The intersection of Government with corporations is an element of fascism.

Alex Lekas
Alex Lekas
3 months ago

This is what happens when people who have rarely, if ever, worked outside of govt try to dictate the workings of business. The point of a company is to provide goods and services that people value at prices that consumers are willing to pay. That’s it.
The CEO’s or board’s stance on whatever issue of the moment carries headlines is immaterial. If anything, it is counter-productive as adopting any political stance almost by definition means alienating half the workforce and customer base.

Santiago Excilio
Santiago Excilio
3 months ago

I certainly hope it does kill it. ESG is yet another completely unevidenced piece of wishful thinking. Larry Fink, CEO of Blackrock and personally responsible for its ESG policies has stopped using the word, he has yet to alter his policies though. Maybe when he loses enough money he will.
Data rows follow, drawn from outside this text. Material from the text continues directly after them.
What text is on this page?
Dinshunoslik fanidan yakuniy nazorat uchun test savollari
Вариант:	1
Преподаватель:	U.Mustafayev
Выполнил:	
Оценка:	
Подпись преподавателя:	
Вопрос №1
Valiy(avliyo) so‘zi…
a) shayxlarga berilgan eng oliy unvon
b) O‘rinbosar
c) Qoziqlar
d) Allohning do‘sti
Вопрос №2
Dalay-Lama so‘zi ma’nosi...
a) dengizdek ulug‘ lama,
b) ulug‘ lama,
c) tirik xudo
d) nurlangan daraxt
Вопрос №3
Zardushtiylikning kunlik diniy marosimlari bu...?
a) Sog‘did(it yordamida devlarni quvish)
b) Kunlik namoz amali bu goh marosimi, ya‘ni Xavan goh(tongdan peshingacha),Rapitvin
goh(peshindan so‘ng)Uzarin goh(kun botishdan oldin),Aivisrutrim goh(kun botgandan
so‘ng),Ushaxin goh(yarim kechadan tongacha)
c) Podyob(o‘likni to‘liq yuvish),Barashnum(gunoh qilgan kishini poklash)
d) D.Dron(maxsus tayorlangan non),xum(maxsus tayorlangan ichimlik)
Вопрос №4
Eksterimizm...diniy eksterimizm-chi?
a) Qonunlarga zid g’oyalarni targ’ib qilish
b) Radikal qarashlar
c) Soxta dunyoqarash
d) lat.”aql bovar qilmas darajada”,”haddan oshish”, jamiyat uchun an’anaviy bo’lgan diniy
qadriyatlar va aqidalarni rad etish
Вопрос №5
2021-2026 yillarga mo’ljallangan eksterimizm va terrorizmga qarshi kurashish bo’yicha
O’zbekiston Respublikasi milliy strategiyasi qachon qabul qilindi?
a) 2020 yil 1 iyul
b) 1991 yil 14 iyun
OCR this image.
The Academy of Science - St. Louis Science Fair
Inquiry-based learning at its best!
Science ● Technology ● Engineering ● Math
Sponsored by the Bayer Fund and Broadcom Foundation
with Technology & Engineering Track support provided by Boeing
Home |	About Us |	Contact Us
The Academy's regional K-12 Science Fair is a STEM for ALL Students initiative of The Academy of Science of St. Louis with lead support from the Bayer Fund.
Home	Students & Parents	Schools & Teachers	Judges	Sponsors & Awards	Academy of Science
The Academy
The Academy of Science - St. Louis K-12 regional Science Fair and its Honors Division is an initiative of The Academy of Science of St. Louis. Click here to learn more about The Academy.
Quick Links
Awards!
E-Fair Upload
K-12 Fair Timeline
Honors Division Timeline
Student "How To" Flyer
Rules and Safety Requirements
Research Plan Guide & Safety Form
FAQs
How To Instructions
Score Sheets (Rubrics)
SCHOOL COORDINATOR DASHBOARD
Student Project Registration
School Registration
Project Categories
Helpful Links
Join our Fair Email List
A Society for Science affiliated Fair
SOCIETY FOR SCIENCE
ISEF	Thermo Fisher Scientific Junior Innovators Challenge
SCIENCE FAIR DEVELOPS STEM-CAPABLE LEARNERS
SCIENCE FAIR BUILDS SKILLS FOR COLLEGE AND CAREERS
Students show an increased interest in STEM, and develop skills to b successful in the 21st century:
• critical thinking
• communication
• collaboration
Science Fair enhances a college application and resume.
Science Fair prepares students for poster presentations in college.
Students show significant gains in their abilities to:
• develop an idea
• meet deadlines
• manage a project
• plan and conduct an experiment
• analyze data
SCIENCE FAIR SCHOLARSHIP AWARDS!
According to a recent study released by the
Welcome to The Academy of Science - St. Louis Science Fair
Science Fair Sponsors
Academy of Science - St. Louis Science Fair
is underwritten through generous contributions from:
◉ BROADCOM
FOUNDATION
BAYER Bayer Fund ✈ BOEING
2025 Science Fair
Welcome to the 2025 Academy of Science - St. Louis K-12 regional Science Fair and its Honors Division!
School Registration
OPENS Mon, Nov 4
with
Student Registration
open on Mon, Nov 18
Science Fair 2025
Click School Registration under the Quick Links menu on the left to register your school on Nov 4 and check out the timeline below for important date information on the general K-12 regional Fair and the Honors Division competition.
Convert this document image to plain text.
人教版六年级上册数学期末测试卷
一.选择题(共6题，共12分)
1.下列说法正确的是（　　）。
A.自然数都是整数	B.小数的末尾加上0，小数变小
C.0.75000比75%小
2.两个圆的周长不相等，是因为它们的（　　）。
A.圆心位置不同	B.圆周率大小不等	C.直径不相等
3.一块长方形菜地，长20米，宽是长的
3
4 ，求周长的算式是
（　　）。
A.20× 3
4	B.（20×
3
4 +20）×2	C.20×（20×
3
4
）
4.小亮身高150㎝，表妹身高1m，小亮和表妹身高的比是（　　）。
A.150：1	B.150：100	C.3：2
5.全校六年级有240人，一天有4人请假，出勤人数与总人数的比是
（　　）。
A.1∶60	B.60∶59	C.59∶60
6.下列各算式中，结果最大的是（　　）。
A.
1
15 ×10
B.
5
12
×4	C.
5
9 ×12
Pretty much all ESG funds have failed to deliver decent financial returns relative to non ESG ones. Moreover, the majority of companies in those funds have not seen any improvement in their ESG scores. A double whammy.

Douglas Redmayne
Douglas Redmayne
3 months ago

Perhaps Kotkin, they should put the money into artificial intelligence stocks such as Nividia, Tesla and microsoft as AGI may well en up automating everything.

John Robertson
John Robertson
3 months ago

ESG investments in the UK are on the slide too, whether it dissapears completely? Its been an effective tool for the UN, EU etc to exert some control over the markets.

Pedro the Exile
Pedro the Exile
3 months ago

Where’s Mark Carney when you need him-the proponent of “stranded assets”-yeah!!!!